We seldom get a break from worrying about the future anymore ” about energy conservation, climate change, greenhouse gases, carbon footprints. There are times when I’d like an hour off from worrying about the Earth ” to turn on the stove or the dishwasher without guilt or to examine my electricity bill without fear.
This woman has read my mind. I, too, am weary of being nagged 24/7 by the green-conscious. I mean, you can’t escape this stuff. My supermarket displays signs in the parking lot urging me to “respect the environment.” My dry cleaner assures me it uses planet-friendly detergents. My tissue box boasts that it’s made from 100% recycled fibre. A brochure from the public transit commission tells me its new maintenance facility will be “built to green development standards,” have a “green roof” and be landscaped with 400 new trees.

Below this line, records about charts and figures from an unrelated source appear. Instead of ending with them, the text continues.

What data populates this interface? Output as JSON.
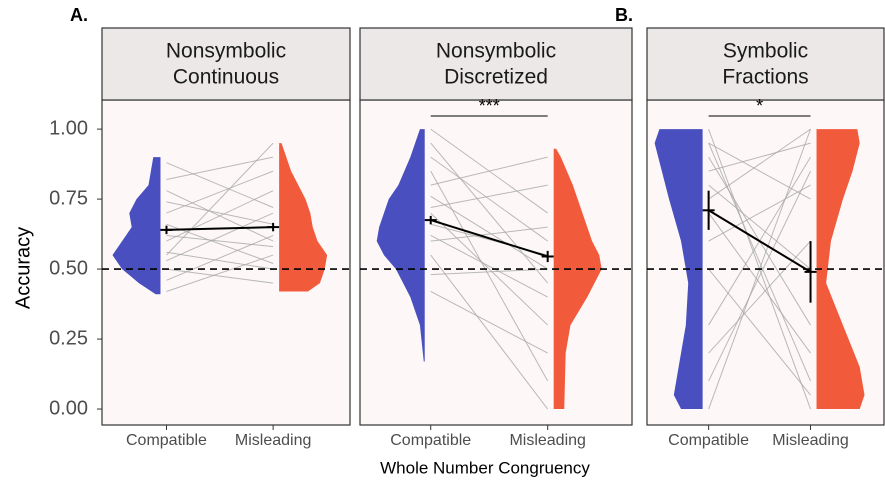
{
  "y_label": "Accuracy",
  "x_label": "Whole Number Congruency",
  "ylim": [
    -0.057,
    1.104
  ],
  "yticks": [
    {
      "value": 0,
      "label": "0.00"
    },
    {
      "value": 0.25,
      "label": "0.25"
    },
    {
      "value": 0.5,
      "label": "0.50"
    },
    {
      "value": 0.75,
      "label": "0.75"
    },
    {
      "value": 1,
      "label": "1.00"
    }
  ],
  "reference_line": 0.5,
  "chart_data": [
    {
      "type": "raincloud",
      "panel_label": "A.",
      "title_lines": [
        "Nonsymbolic",
        "Continuous"
      ],
      "categories": [
        "Compatible",
        "Misleading"
      ],
      "groups": [
        {
          "color": "#4a4fc0",
          "mean": 0.64,
          "error": 0.015,
          "violin": {
            "y": [
              0.41,
              0.45,
              0.5,
              0.55,
              0.6,
              0.65,
              0.7,
              0.75,
              0.8,
              0.85,
              0.9
            ],
            "density": [
              0.1,
              0.45,
              0.8,
              1.0,
              0.8,
              0.6,
              0.65,
              0.5,
              0.25,
              0.2,
              0.15
            ]
          }
        },
        {
          "color": "#f25a3c",
          "mean": 0.65,
          "error": 0.015,
          "violin": {
            "y": [
              0.42,
              0.45,
              0.5,
              0.55,
              0.6,
              0.65,
              0.7,
              0.75,
              0.8,
              0.85,
              0.9,
              0.95
            ],
            "density": [
              0.6,
              0.85,
              0.95,
              1.0,
              0.8,
              0.7,
              0.65,
              0.55,
              0.4,
              0.25,
              0.15,
              0.05
            ]
          }
        }
      ],
      "pairs": [
        [
          0.42,
          0.55
        ],
        [
          0.46,
          0.62
        ],
        [
          0.5,
          0.45
        ],
        [
          0.53,
          0.7
        ],
        [
          0.56,
          0.5
        ],
        [
          0.6,
          0.78
        ],
        [
          0.62,
          0.58
        ],
        [
          0.66,
          0.52
        ],
        [
          0.7,
          0.85
        ],
        [
          0.74,
          0.66
        ],
        [
          0.78,
          0.6
        ],
        [
          0.82,
          0.9
        ],
        [
          0.88,
          0.72
        ],
        [
          0.55,
          0.95
        ]
      ],
      "significance": null
    },
    {
      "type": "raincloud",
      "title_lines": [
        "Nonsymbolic",
        "Discretized"
      ],
      "categories": [
        "Compatible",
        "Misleading"
      ],
      "groups": [
        {
          "color": "#4a4fc0",
          "mean": 0.675,
          "error": 0.015,
          "violin": {
            "y": [
              0.17,
              0.3,
              0.4,
              0.5,
              0.55,
              0.6,
              0.65,
              0.7,
              0.75,
              0.8,
              0.9,
              1.0
            ],
            "density": [
              0.02,
              0.1,
              0.3,
              0.6,
              0.85,
              1.0,
              0.95,
              0.85,
              0.75,
              0.55,
              0.3,
              0.1
            ]
          }
        },
        {
          "color": "#f25a3c",
          "mean": 0.545,
          "error": 0.02,
          "violin": {
            "y": [
              0.0,
              0.2,
              0.3,
              0.4,
              0.5,
              0.55,
              0.6,
              0.7,
              0.8,
              0.9,
              0.93
            ],
            "density": [
              0.22,
              0.25,
              0.35,
              0.7,
              1.0,
              0.95,
              0.8,
              0.6,
              0.4,
              0.15,
              0.05
            ]
          }
        }
      ],
      "pairs": [
        [
          0.42,
          0.2
        ],
        [
          0.48,
          0.5
        ],
        [
          0.55,
          0.0
        ],
        [
          0.6,
          0.65
        ],
        [
          0.62,
          0.4
        ],
        [
          0.66,
          0.55
        ],
        [
          0.7,
          0.3
        ],
        [
          0.72,
          0.8
        ],
        [
          0.76,
          0.5
        ],
        [
          0.8,
          0.9
        ],
        [
          0.85,
          0.1
        ],
        [
          0.9,
          0.6
        ],
        [
          0.95,
          0.45
        ],
        [
          1.0,
          0.7
        ]
      ],
      "significance": "***"
    },
    {
      "type": "raincloud",
      "panel_label": "B.",
      "title_lines": [
        "Symbolic",
        "Fractions"
      ],
      "categories": [
        "Compatible",
        "Misleading"
      ],
      "groups": [
        {
          "color": "#4a4fc0",
          "mean": 0.71,
          "error": 0.07,
          "violin": {
            "y": [
              0.0,
              0.05,
              0.15,
              0.3,
              0.45,
              0.6,
              0.75,
              0.85,
              0.95,
              1.0
            ],
            "density": [
              0.45,
              0.6,
              0.5,
              0.35,
              0.3,
              0.45,
              0.7,
              0.85,
              1.0,
              0.9
            ]
          }
        },
        {
          "color": "#f25a3c",
          "mean": 0.49,
          "error": 0.11,
          "violin": {
            "y": [
              0.0,
              0.05,
              0.15,
              0.3,
              0.45,
              0.6,
              0.75,
              0.85,
              0.95,
              1.0
            ],
            "density": [
              0.9,
              1.0,
              0.9,
              0.55,
              0.2,
              0.3,
              0.55,
              0.75,
              0.9,
              0.85
            ]
          }
        }
      ],
      "pairs": [
        [
          1.0,
          0.0
        ],
        [
          0.95,
          0.1
        ],
        [
          0.9,
          0.3
        ],
        [
          0.85,
          0.95
        ],
        [
          0.8,
          0.5
        ],
        [
          0.75,
          1.0
        ],
        [
          0.7,
          0.2
        ],
        [
          0.6,
          0.8
        ],
        [
          0.5,
          0.05
        ],
        [
          0.3,
          0.9
        ],
        [
          0.1,
          0.85
        ],
        [
          0.0,
          1.0
        ],
        [
          0.2,
          0.6
        ],
        [
          0.95,
          0.75
        ]
      ],
      "significance": "*"
    }
  ]
}
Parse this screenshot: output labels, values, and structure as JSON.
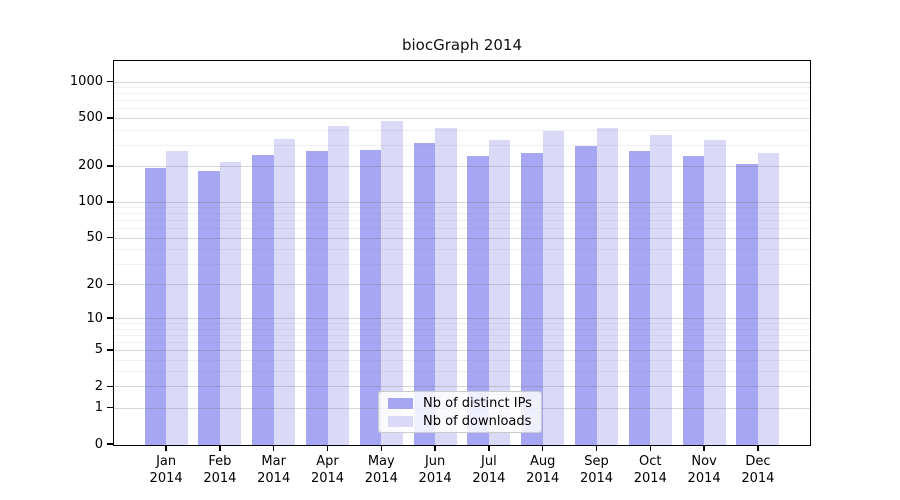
{
  "title": "biocGraph 2014",
  "colors": {
    "bar_dark": "#a6a6f2",
    "bar_light": "#dadaf8",
    "grid_major": "rgba(110,110,110,0.28)",
    "grid_minor": "rgba(140,140,140,0.13)",
    "axis": "#000000",
    "legend_border": "#cbcbcb"
  },
  "legend": {
    "items": [
      {
        "label": "Nb of distinct IPs",
        "color_key": "bar_dark"
      },
      {
        "label": "Nb of downloads",
        "color_key": "bar_light"
      }
    ]
  },
  "chart_data": {
    "type": "bar",
    "title": "biocGraph 2014",
    "categories": [
      "Jan 2014",
      "Feb 2014",
      "Mar 2014",
      "Apr 2014",
      "May 2014",
      "Jun 2014",
      "Jul 2014",
      "Aug 2014",
      "Sep 2014",
      "Oct 2014",
      "Nov 2014",
      "Dec 2014"
    ],
    "series": [
      {
        "name": "Nb of distinct IPs",
        "color_key": "bar_dark",
        "values": [
          193,
          180,
          244,
          263,
          272,
          310,
          239,
          255,
          294,
          263,
          239,
          206
        ]
      },
      {
        "name": "Nb of downloads",
        "color_key": "bar_light",
        "values": [
          267,
          217,
          336,
          425,
          475,
          413,
          330,
          392,
          413,
          358,
          330,
          255
        ]
      }
    ],
    "xlabel": "",
    "ylabel": "",
    "y_scale": "log1p",
    "y_ticks": [
      0,
      1,
      2,
      5,
      10,
      20,
      50,
      100,
      200,
      500,
      1000
    ],
    "y_minor_ticks": [
      3,
      4,
      6,
      7,
      8,
      9,
      30,
      40,
      60,
      70,
      80,
      90,
      300,
      400,
      600,
      700,
      800,
      900
    ],
    "ylim": [
      0,
      1530
    ],
    "grid": "horizontal",
    "legend_position": "lower-center-inside"
  }
}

There’s no evading this particular societal obsession. Really, I’ve tried. I’ve set aside a few hours of quiet time. Just me, my camera, and the Toronto Zoo. What’s one of the first things I encounter after paying my admission fee? A billboard about the zoo’s efforts to become carbon neutral. Followed shortly afterward by a large text quote from former UN Secretary General Kofi Annan regarding the importance of being “good stewards of the Earth.” Followed by unending exhibit verbiage concerning endangered species.

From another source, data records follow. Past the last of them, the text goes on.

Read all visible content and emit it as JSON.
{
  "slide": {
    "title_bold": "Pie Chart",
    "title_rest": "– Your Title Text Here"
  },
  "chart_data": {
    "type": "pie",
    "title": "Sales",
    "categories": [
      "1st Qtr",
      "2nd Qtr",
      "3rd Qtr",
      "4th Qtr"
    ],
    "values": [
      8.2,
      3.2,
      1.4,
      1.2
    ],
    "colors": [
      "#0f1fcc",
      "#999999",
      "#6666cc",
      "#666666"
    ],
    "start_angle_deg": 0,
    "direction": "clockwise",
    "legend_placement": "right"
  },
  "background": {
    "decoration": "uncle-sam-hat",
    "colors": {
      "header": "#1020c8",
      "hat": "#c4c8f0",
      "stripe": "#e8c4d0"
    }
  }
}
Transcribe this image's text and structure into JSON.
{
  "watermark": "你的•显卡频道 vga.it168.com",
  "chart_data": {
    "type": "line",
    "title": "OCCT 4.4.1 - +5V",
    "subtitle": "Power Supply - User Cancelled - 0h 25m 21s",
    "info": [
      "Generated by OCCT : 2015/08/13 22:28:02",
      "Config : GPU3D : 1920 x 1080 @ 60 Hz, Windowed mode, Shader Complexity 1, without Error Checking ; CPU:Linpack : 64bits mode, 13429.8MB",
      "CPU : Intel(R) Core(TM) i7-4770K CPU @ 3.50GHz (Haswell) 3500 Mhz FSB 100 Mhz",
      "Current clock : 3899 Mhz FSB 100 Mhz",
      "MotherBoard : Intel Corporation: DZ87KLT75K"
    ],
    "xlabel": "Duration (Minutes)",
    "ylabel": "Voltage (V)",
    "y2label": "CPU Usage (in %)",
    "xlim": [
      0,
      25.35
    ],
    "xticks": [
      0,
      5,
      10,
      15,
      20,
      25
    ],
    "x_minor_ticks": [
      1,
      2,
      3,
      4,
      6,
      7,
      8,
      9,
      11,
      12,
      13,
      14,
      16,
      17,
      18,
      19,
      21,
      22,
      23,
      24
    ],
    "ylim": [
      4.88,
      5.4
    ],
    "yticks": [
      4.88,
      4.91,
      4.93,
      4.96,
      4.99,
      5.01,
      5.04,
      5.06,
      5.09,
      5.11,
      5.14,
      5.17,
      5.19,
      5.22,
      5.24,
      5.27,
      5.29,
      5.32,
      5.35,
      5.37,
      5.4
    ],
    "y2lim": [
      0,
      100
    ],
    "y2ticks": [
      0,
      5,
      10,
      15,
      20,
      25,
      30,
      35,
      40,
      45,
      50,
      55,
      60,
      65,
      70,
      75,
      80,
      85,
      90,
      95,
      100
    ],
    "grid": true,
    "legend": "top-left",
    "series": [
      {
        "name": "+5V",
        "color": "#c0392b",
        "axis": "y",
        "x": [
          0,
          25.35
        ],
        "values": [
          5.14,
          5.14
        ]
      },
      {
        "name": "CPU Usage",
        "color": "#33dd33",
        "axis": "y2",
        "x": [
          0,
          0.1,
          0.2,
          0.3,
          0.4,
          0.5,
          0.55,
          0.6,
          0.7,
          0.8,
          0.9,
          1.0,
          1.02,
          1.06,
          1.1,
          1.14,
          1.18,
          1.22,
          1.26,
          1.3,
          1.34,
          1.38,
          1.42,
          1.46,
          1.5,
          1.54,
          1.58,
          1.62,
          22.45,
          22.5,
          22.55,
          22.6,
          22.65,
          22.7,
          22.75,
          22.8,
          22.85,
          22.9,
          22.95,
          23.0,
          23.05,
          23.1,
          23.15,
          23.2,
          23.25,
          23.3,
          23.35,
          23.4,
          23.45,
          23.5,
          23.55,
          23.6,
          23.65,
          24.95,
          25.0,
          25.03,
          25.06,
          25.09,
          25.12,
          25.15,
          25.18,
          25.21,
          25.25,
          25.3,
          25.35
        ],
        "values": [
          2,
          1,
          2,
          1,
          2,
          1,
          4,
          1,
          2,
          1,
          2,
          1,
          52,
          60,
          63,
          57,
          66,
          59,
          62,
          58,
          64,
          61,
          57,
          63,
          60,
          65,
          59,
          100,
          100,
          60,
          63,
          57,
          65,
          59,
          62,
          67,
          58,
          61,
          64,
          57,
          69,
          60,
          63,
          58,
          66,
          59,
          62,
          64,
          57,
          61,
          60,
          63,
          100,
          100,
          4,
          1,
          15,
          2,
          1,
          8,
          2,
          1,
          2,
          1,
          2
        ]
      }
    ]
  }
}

I get it. We humans are foolish, exploitative, and despicable. If the green grumps had their way we’d still be shivering in caves, dressing in loin cloths, and dying in childbirth.
Except that we’re not despicable. If we were we’d have produced no paintings, no poems, and no plays. There’d be no marvelous facilities like the Toronto Zoo in which the compounds are often so large the animals can be difficult to see even with my longest telephoto lens.
All of this scolding and berating ignores the fact that the air is cleaner than it used to be and that even the UN admitted this week that forests:
have been increasing steadily, growing by 25 million hectares over the past two decades.
As a young woman I embraced feminism because I had no desire to be bossed around by men. These days it’s greens who want to regulate my behaviour. The environment is just one of many important issues in this world. Yet here in Toronto I am now required to genuflect to Gaia every time I make a purchase (merchants are required by law to charge five cents per plastic shopping bag).
While everyone is entitled to their personal religious views, when they start imposing them on me my response is neither meek nor docile. In an era in which it has become difficult to pick up a newspaper and not be pestered about the environment, the last thing I’m interested in is devoting a full, uninterrupted hour to that preoccupation.
What I’d really cherish is just one hour in which no one nagged me.